You can check the mail server settings with the following command:

$ moya email check

This will attempt to connect to each server, and report any errors. You can also send a test email with the following command:

$ moya email send

An smtp section, takes the following settings:

host = <mail domain / ip>

Sets the mail server url or IP. Use for a local server.

port = <port number>

Set the port number of the email server (default is 25).

username = <mail server username>

Sets the username for the mail server, if it required authentication.

password = <mail server password>

Sets the password for the mail server, if it requires authentication.

default = <yes / no>

If yes, this mail server will be the default, i.e. if you don't specify the mail server to use when sending a mail, Moya will use this server. If you don't set a server as default, Moya will make the first server in settings the default.


Moya code may only access files (other than its own code) if they are within a filesystem. Moya creates a few filesystems by default, such as a filesystem for templates, and static media, but you may also define your own. Creating a filesystem is necessary if you want to statically serve additional files, write files (for uploads) or read data from your Moya code.

You can list the filesystems configured for your project with the following command:

$ moya fs

The above command will display a table of all filesystems and their location. You can inspect an individual filesystem with its name. For example, the following command will show you information regarding template locations:

$ moya fs templates

The templates filesystem is a MultiFS filesystem, which merges several directories in to a single filesystem. You can see information regarding any other filesystem in this way. You can also see the directory structure of a filesystem with the following command line:

$ moya fs templates --tree

There are other switches in the fs sub-command for managine files in Moya filesystems. See the command help (moya fs --help) for the details.
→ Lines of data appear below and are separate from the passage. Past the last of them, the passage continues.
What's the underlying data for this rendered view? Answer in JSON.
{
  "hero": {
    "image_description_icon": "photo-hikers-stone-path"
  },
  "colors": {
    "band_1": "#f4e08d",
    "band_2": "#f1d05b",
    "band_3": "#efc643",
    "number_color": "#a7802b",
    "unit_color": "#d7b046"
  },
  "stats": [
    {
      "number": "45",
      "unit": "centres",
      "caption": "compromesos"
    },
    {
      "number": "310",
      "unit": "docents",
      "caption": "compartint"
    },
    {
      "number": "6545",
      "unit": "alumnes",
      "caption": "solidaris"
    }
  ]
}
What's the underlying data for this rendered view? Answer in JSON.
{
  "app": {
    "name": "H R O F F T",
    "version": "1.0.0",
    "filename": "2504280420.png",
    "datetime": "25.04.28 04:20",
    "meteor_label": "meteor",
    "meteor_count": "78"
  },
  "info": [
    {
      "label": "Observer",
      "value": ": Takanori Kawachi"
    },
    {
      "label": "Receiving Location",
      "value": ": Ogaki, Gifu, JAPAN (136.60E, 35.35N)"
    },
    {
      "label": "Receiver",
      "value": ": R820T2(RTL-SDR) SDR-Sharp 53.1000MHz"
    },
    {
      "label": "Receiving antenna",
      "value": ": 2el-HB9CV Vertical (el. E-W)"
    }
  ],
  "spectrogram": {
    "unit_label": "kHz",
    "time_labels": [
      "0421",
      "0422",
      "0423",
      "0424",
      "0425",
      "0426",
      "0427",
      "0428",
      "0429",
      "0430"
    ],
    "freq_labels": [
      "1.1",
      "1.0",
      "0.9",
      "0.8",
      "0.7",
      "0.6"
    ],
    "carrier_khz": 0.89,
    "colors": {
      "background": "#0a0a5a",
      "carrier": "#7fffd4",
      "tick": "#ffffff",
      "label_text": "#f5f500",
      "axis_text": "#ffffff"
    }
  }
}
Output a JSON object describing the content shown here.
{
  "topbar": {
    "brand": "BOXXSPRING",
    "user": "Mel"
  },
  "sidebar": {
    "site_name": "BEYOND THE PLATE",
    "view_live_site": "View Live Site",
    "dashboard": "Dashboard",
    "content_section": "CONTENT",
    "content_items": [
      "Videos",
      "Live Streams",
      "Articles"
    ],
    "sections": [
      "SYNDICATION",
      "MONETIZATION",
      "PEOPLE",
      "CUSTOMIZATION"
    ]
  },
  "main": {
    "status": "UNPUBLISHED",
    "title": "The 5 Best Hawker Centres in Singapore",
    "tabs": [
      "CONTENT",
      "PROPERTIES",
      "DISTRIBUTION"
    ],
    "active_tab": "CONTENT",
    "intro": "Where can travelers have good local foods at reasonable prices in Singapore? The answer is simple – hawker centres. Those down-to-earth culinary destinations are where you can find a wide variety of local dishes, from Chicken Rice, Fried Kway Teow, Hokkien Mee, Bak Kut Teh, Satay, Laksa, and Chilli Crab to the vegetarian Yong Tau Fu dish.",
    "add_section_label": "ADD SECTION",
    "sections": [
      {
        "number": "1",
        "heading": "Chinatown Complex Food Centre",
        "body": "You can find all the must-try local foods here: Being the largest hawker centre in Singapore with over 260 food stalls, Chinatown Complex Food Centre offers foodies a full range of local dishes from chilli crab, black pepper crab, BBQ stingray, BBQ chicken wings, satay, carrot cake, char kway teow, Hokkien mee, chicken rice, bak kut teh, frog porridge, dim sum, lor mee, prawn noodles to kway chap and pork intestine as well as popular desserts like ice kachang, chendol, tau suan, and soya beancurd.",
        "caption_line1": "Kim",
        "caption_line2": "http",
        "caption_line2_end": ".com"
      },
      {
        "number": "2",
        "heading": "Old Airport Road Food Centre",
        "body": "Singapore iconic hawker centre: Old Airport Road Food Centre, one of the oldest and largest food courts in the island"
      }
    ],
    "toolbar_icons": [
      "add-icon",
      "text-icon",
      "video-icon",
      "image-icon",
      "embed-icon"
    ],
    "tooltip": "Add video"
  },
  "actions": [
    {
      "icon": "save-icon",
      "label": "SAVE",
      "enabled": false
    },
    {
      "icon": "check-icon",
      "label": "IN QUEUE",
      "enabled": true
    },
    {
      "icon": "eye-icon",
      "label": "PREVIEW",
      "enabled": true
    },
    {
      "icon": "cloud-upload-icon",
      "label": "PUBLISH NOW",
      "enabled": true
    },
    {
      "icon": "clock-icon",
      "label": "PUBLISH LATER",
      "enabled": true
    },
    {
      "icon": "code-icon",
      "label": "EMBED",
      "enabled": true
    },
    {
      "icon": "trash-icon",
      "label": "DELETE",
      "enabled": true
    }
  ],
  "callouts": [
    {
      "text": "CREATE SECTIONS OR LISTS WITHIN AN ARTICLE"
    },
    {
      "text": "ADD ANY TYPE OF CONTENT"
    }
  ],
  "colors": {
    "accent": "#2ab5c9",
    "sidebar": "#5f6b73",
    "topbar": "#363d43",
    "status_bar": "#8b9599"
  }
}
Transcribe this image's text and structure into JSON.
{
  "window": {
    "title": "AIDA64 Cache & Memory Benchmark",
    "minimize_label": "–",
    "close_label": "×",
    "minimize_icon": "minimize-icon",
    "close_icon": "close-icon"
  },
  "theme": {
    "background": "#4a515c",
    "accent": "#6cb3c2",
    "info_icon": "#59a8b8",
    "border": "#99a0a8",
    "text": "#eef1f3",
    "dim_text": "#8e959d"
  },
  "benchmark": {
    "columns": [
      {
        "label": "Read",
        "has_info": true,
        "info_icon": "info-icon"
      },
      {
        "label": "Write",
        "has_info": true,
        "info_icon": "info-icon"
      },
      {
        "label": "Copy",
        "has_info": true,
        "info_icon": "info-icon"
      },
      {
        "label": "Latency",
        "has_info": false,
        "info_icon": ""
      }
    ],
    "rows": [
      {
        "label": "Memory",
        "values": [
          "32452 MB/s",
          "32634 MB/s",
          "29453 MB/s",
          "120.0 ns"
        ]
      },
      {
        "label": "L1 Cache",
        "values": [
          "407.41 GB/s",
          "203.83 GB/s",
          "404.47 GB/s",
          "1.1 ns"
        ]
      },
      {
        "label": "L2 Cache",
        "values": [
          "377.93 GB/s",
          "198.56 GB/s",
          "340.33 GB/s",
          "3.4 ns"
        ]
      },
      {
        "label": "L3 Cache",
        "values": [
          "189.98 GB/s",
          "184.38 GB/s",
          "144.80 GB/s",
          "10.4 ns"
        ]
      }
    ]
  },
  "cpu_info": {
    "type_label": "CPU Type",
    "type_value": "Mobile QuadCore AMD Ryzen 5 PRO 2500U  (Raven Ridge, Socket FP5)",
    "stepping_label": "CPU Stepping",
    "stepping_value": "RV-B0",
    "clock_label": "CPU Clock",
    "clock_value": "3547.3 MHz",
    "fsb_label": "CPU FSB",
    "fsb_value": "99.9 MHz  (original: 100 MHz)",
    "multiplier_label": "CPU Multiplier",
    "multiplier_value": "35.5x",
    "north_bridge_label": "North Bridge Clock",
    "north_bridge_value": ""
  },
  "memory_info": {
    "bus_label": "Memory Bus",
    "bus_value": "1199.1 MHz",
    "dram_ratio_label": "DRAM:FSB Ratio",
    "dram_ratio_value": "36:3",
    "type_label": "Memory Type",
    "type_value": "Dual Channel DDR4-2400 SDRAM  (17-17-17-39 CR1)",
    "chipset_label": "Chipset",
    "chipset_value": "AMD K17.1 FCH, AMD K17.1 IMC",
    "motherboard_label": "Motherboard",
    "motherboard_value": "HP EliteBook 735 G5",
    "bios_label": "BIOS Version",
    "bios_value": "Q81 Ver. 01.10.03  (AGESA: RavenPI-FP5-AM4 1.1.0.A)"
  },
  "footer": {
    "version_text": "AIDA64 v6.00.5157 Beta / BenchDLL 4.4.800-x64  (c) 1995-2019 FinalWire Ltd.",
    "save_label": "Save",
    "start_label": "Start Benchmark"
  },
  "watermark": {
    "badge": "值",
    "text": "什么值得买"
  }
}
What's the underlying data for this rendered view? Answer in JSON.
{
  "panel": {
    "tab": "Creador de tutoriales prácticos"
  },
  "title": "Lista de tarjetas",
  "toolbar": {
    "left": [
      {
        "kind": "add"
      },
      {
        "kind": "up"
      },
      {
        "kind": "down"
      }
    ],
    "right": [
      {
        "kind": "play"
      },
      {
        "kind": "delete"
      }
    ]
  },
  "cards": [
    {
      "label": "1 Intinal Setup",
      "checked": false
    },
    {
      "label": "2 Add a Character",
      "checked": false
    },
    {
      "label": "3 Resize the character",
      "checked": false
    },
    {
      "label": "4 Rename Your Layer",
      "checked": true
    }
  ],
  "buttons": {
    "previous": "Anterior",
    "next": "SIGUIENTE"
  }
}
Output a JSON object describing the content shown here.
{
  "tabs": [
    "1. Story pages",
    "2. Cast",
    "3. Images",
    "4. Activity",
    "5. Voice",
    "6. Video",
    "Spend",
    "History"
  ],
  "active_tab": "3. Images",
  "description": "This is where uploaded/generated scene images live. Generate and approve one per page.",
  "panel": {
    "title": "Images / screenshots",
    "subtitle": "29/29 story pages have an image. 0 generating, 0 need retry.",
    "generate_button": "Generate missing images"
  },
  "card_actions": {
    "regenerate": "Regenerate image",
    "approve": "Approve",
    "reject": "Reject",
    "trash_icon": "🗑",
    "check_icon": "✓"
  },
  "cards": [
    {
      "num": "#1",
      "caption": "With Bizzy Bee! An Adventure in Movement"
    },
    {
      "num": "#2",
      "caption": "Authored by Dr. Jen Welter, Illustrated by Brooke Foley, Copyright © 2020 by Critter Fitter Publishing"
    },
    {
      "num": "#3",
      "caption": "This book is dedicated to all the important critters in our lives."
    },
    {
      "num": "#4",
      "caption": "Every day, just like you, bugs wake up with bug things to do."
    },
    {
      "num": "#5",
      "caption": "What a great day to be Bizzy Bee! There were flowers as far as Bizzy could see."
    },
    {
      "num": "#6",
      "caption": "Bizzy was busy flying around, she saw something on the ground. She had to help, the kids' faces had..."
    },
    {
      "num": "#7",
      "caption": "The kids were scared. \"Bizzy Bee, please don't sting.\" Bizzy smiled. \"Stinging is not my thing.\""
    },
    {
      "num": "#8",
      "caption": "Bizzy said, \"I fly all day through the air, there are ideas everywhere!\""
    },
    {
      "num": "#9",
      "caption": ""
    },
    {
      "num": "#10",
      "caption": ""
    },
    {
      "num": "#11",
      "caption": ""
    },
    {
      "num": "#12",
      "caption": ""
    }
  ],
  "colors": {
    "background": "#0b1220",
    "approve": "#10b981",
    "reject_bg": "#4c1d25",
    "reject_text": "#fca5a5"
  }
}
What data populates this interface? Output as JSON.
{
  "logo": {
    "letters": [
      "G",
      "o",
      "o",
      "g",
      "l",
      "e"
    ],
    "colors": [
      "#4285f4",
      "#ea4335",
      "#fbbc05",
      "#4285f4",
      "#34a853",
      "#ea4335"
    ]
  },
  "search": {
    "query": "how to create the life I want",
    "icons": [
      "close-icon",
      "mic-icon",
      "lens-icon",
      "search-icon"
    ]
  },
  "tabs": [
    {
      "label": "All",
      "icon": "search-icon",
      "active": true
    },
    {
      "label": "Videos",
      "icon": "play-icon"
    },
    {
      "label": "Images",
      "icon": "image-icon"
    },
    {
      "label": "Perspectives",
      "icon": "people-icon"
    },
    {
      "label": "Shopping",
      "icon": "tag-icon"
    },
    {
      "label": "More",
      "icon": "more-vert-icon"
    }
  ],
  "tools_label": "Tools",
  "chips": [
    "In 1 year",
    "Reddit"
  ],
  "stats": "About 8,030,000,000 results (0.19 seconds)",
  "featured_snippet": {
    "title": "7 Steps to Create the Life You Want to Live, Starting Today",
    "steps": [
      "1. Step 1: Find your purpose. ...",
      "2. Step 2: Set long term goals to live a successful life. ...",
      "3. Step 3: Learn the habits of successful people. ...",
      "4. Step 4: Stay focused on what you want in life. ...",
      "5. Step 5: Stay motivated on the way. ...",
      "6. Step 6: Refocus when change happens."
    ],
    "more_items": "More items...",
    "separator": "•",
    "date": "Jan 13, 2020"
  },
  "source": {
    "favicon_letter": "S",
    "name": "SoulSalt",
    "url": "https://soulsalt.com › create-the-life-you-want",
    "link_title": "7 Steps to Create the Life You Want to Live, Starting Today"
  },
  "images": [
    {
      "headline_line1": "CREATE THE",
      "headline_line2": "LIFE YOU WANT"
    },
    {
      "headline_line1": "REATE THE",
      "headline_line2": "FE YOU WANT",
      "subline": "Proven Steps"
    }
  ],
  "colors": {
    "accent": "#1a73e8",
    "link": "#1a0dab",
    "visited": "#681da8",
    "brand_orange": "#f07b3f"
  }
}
You may create a filesystem with a named section called fs, which takes an identifier to refer to the filesystem in code. Here's an example that creates an uploads filesystem:

location = ./uploads

Currently, only one setting is required to create a filesystem:

location = <path>

This setting should be the directory that should be exposed. If it is relative, then the path will be assumed to be relative to the project root.

Settings Interface

There are two places you can access settings when handling a request in a Moya project; .settings which contains project-wide settings, and app.settings which contains individual settings for an application. Both settings objects are essentially a dictionary containing strings, but Moya adds an additional attributes to interpret those strings.

You can treat a setting as a boolean with the .bool attribute, which will be set to True if the value is yes. For example, in the following code, the condition will be True only if the open_for_businbess application setting is set to yes. The .bool is important because otherwise any non-empty string would be considered True in a boolean expression.

<if test="app.settings.sushifinder.open_for_business.bool">
    <echo>You can haz Sushi</echo>

You can also convert a setting in to a list with the .list attribute.

<for src="app.settings.sushifinder.currencies.list" dst="currency">
    <echo>You can buy sushi in with ${currency}</echo>

You may also use the attributes .int which returns an integer version of the setting, and .float which returns the string as a floating point number. If the setting isn't a valid integer or float, then a value of None will be returned.